Li Junxian era natural de Wu'an, em Mingzhou. No final da dinastia Sui, uniu-se ao exército de Wagang, servindo sob Li Mi. Após a derrota de Li Mi frente ao senhor da guerra de Luoyang, Wang Shichong, parte das tropas se rendeu ao imperador Gaozu de Tang, Li Yuan. Li Junxian, porém, inicialmente rendeu-se a Wang Shichong, homem de grandes ambições, mas de espírito mesquinho e incapaz de governar. Desgostoso, Li Junxian logo desertou, levando seus homens para o lado de Li Yuan, que o nomeou comandante de cavalaria leve sob o Príncipe Qin, Li Shimin.

Li Junxian acompanhou Li Shimin em inúmeras campanhas, contra Song Jingang, Wang Shichong, Dou Jiande e Liu Heita, conquistando fama e glórias. Era exímio combatente, sempre à frente na linha de batalha, e por seus méritos foi agraciado com títulos, terras, ouro e servos.

Quando Li Shimin ascendeu ao trono como imperador Taizong, continuou a promover Li Junxian, nomeando-o comandante da Guarda Esquerda, general da Guarda Esquerda, governador de Lanzhou, general da Guarda das Portas Esquerdas, entre outros cargos, e concedendo-lhe o título de conde de Wulian. Dentro da corte, era responsável pela segurança do Portão Xuanwu; fora dela, acompanhava generais como Yuchi Gong e Duan Zhixuan em campanhas contra os turcos e Tuyuhun, acumulando ainda mais feitos. Li Shimin costumava dizer: “Com Junxian tão valente, que inimigo poderá nos ameaçar?”

Contudo, seu destino foi trágico.

No final do reinado de Li Shimin, corria um oráculo popular: “Após três gerações dos Tang, uma mulher chamada Wu tomará o império”. O aparecimento da estrela Taibai durante o dia foi interpretado pelos astrólogos como presságio do surgimento de uma imperatriz e da queda da família Li. Alarmado, o imperador passou a desconfiar de todos os nomes, cargos e lugares que traziam o caractere “Wu”.

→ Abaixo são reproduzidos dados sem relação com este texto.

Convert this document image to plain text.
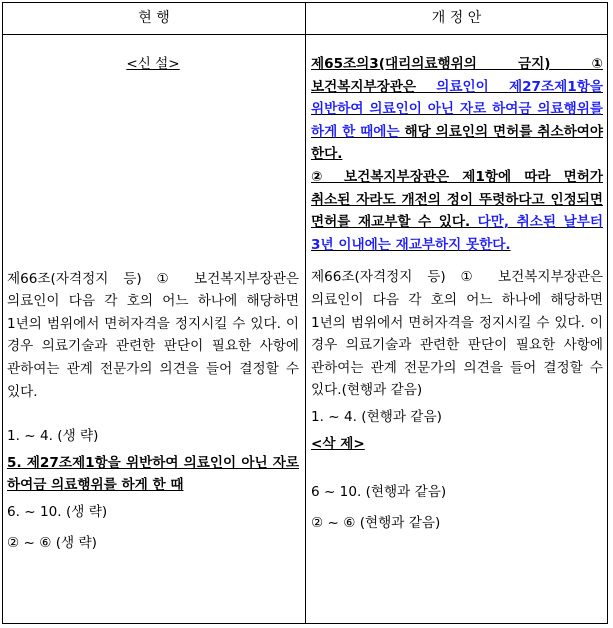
현 행	개 정 안

<신 설>

제66조(자격정지 등) ① 보건복지부장관은 의료인이 다음 각 호의 어느 하나에 해당하면 1년의 범위에서 면허자격을 정지시킬 수 있다. 이 경우 의료기술과 관련한 판단이 필요한 사항에 관하여는 관계 전문가의 의견을 들어 결정할 수 있다.

1. ~ 4. (생 략)

5. 제27조제1항을 위반하여 의료인이 아닌 자로 하여금 의료행위를 하게 한 때

6. ~ 10. (생 략)

② ~ ⑥ (생 략)

제65조의3(대리의료행위의 금지) ① 보건복지부장관은 의료인이 제27조제1항을 위반하여 의료인이 아닌 자로 하여금 의료행위를 하게 한 때에는 해당 의료인의 면허를 취소하여야 한다.

② 보건복지부장관은 제1항에 따라 면허가 취소된 자라도 개전의 정이 뚜렷하다고 인정되면 면허를 재교부할 수 있다. 다만, 취소된 날부터 3년 이내에는 재교부하지 못한다.

제66조(자격정지 등) ① 보건복지부장관은 의료인이 다음 각 호의 어느 하나에 해당하면 1년의 범위에서 면허자격을 정지시킬 수 있다. 이 경우 의료기술과 관련한 판단이 필요한 사항에 관하여는 관계 전문가의 의견을 들어 결정할 수 있다.(현행과 같음)

1. ~ 4. (현행과 같음)

<삭 제>

6 ~ 10. (현행과 같음)

② ~ ⑥ (현행과 같음)
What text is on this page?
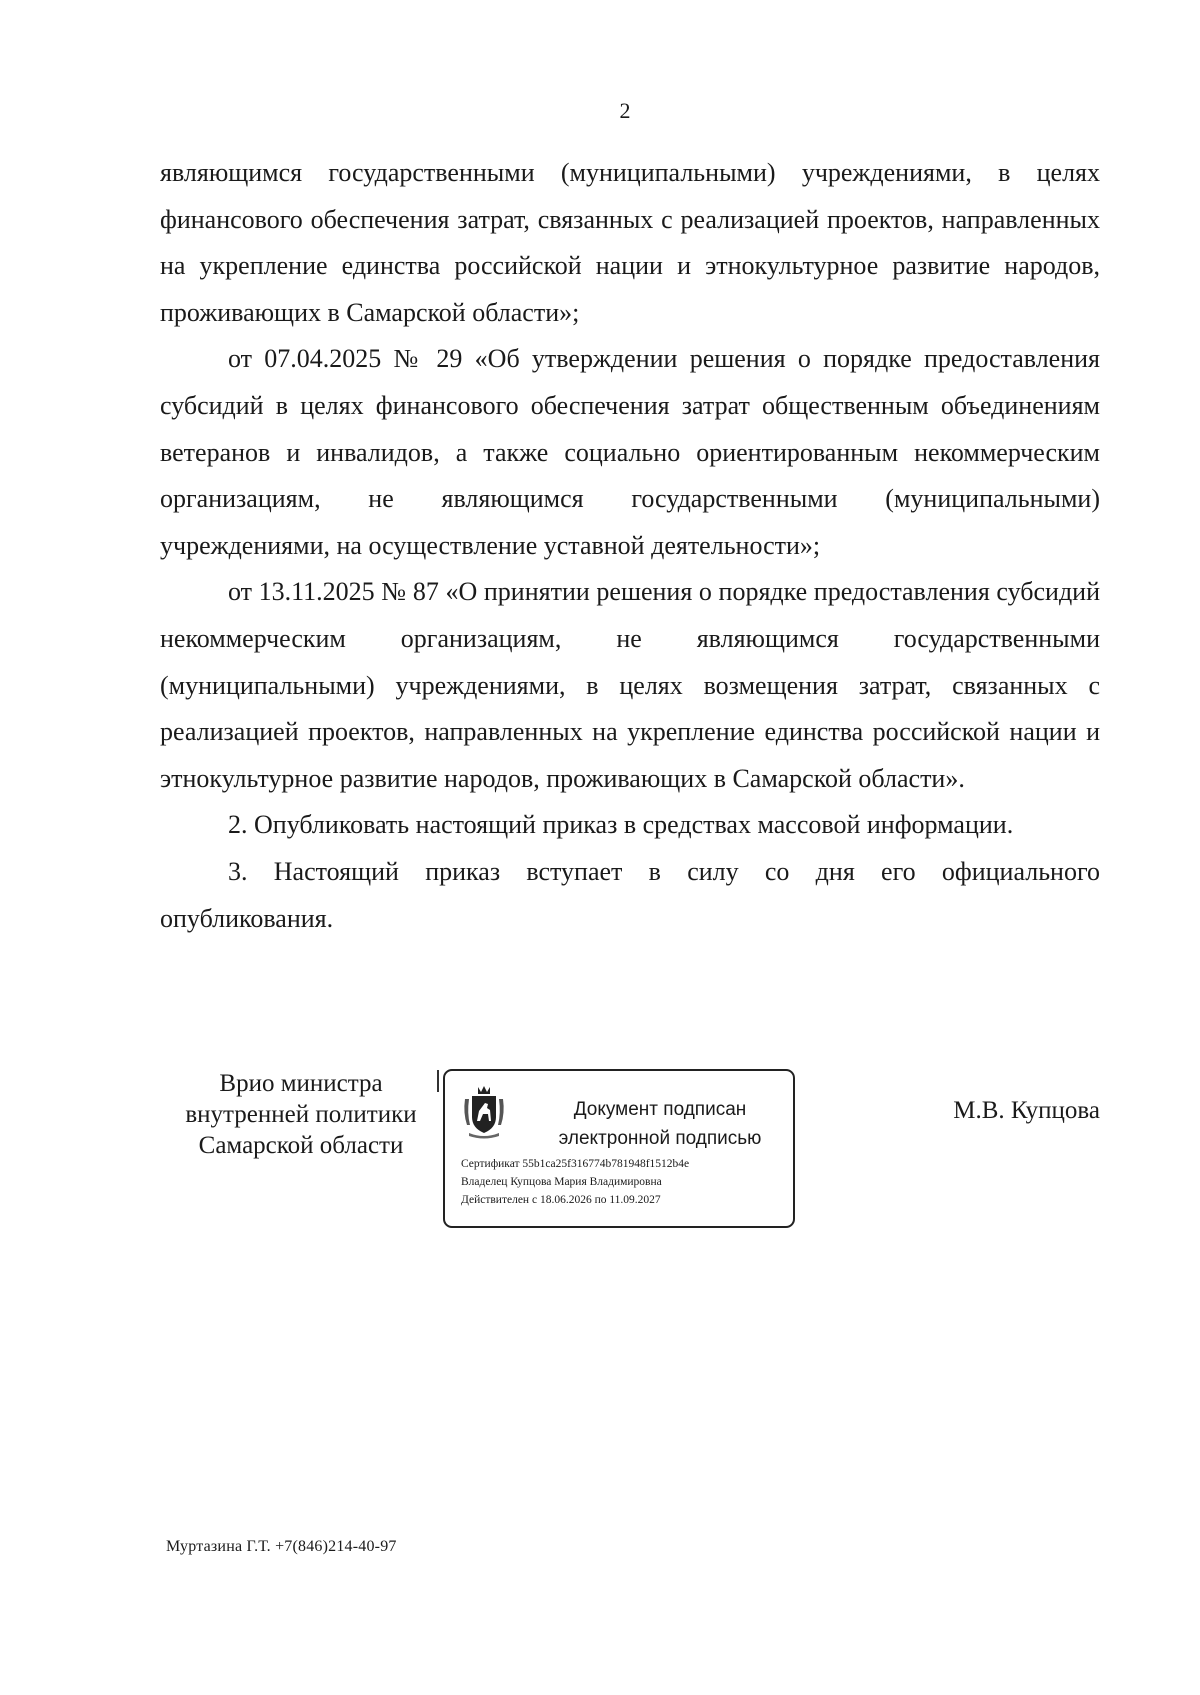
2

являющимся государственными (муниципальными) учреждениями, в целях финансового обеспечения затрат, связанных с реализацией проектов, направленных на укрепление единства российской нации и этнокультурное развитие народов, проживающих в Самарской области»;

от 07.04.2025 № 29 «Об утверждении решения о порядке предоставления субсидий в целях финансового обеспечения затрат общественным объединениям ветеранов и инвалидов, а также социально ориентированным некоммерческим организациям, не являющимся государственными (муниципальными) учреждениями, на осуществление уставной деятельности»;

от 13.11.2025 № 87 «О принятии решения о порядке предоставления субсидий некоммерческим организациям, не являющимся государственными (муниципальными) учреждениями, в целях возмещения затрат, связанных с реализацией проектов, направленных на укрепление единства российской нации и этнокультурное развитие народов, проживающих в Самарской области».

2. Опубликовать настоящий приказ в средствах массовой информации.

3. Настоящий приказ вступает в силу со дня его официального опубликования.

Врио министра
внутренней политики
Самарской области
Документ подписан
электронной подписью
Сертификат 55b1ca25f316774b781948f1512b4e
Владелец Купцова Мария Владимировна
Действителен с 18.06.2026 по 11.09.2027
М.В. Купцова
Муртазина Г.Т. +7(846)214-40-97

Inicialmente, Li Shimin não suspeitava de Li Junxian. No entanto, durante um banquete, pediu que todos revelassem seus apelidos de infância para animar o ambiente. Quando chegou a sua vez, Li Junxian, meio constrangido, confessou que, por sua aparência delicada, fora chamado na infância de “Quinta Donzela”. Li Shimin riu, mas logo após, ligou o nome do general ao fatídico oráculo: sua terra natal (Wu’an), seu cargo (general da Guarda Wu), seu título (conde de Wulian), seu apelido (Quinta Donzela), e seu posto (Portão Xuanwu) — cinco referências ao nome “Wu”. A coincidência o fez suspeitar que a profecia se referia a Li Junxian.

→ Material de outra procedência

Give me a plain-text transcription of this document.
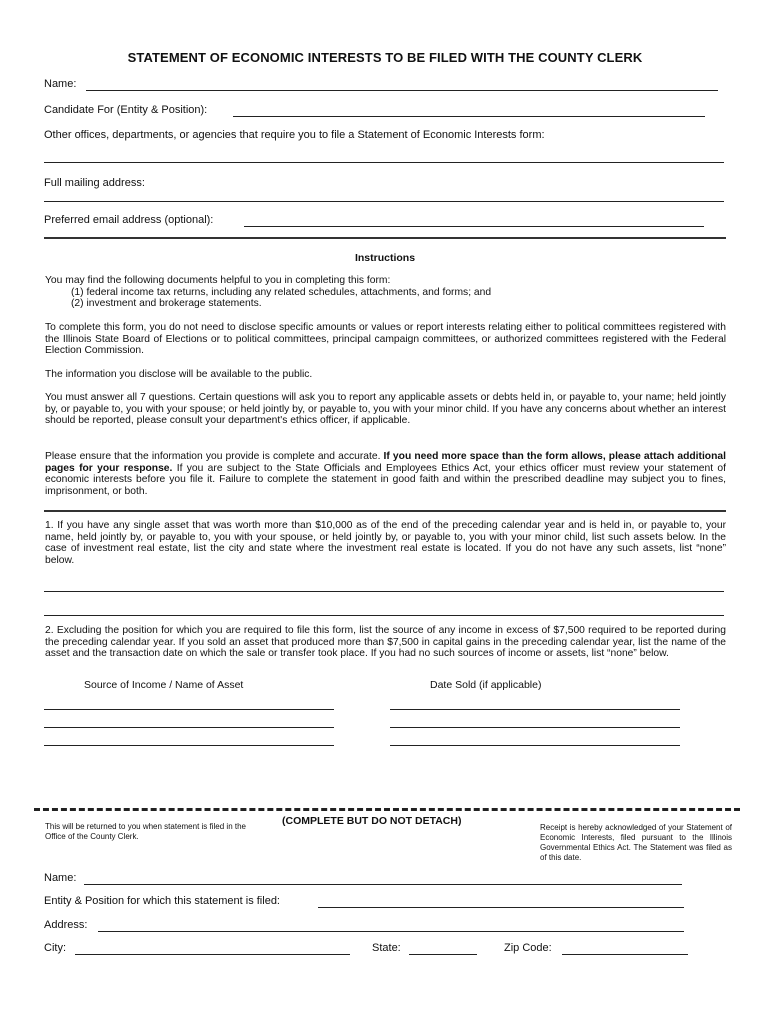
STATEMENT OF ECONOMIC INTERESTS TO BE FILED WITH THE COUNTY CLERK
Name:
Candidate For (Entity & Position):
Other offices, departments, or agencies that require you to file a Statement of Economic Interests form:
Full mailing address:
Preferred email address (optional):
Instructions
You may find the following documents helpful to you in completing this form:
(1) federal income tax returns, including any related schedules, attachments, and forms; and
(2) investment and brokerage statements.
To complete this form, you do not need to disclose specific amounts or values or report interests relating either to political committees registered with the Illinois State Board of Elections or to political committees, principal campaign committees, or authorized committees registered with the Federal Election Commission.
The information you disclose will be available to the public.
You must answer all 7 questions. Certain questions will ask you to report any applicable assets or debts held in, or payable to, your name; held jointly by, or payable to, you with your spouse; or held jointly by, or payable to, you with your minor child. If you have any concerns about whether an interest should be reported, please consult your department's ethics officer, if applicable.
Please ensure that the information you provide is complete and accurate. If you need more space than the form allows, please attach additional pages for your response. If you are subject to the State Officials and Employees Ethics Act, your ethics officer must review your statement of economic interests before you file it. Failure to complete the statement in good faith and within the prescribed deadline may subject you to fines, imprisonment, or both.
1. If you have any single asset that was worth more than $10,000 as of the end of the preceding calendar year and is held in, or payable to, your name, held jointly by, or payable to, you with your spouse, or held jointly by, or payable to, you with your minor child, list such assets below. In the case of investment real estate, list the city and state where the investment real estate is located. If you do not have any such assets, list “none” below.
2. Excluding the position for which you are required to file this form, list the source of any income in excess of $7,500 required to be reported during the preceding calendar year. If you sold an asset that produced more than $7,500 in capital gains in the preceding calendar year, list the name of the asset and the transaction date on which the sale or transfer took place. If you had no such sources of income or assets, list “none” below.
Source of Income / Name of Asset	Date Sold (if applicable)
This will be returned to you when statement is filed in the Office of the County Clerk.
(COMPLETE BUT DO NOT DETACH)
Receipt is hereby acknowledged of your Statement of Economic Interests, filed pursuant to the Illinois Governmental Ethics Act. The Statement was filed as of this date.
Name:
Entity & Position for which this statement is filed:
Address:
City:	State:	Zip Code:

Tomado pela paranoia, Li Shimin rebaixou Li Junxian a governador de Huazhou, e logo depois o incriminou falsamente por conspirar com feiticeiros. Sob tortura, Li Junxian foi forçado a confessar e condenado à morte, tendo seus bens confiscados e sua família executada, no ano 648, apenas um ano antes da morte de Li Shimin.

Para a surpresa de Li Shimin, a profecia “após três gerações dos Tang, uma mulher Wu tomará o império” cumpriu-se não com Li Junxian, mas com Wu Zetian, que usurpou o trono, quase exterminando a família Li. Portanto, o verdadeiro alvo deveria ter sido Wu Zetian — Li Junxian foi injustamente sacrificado em seu lugar.

Nesta vida, contudo, com Li Zhan presente, será que Li Junxian será novamente vítima de um destino tão cruel? E Wu Zetian ainda conseguirá tornar-se imperatriz?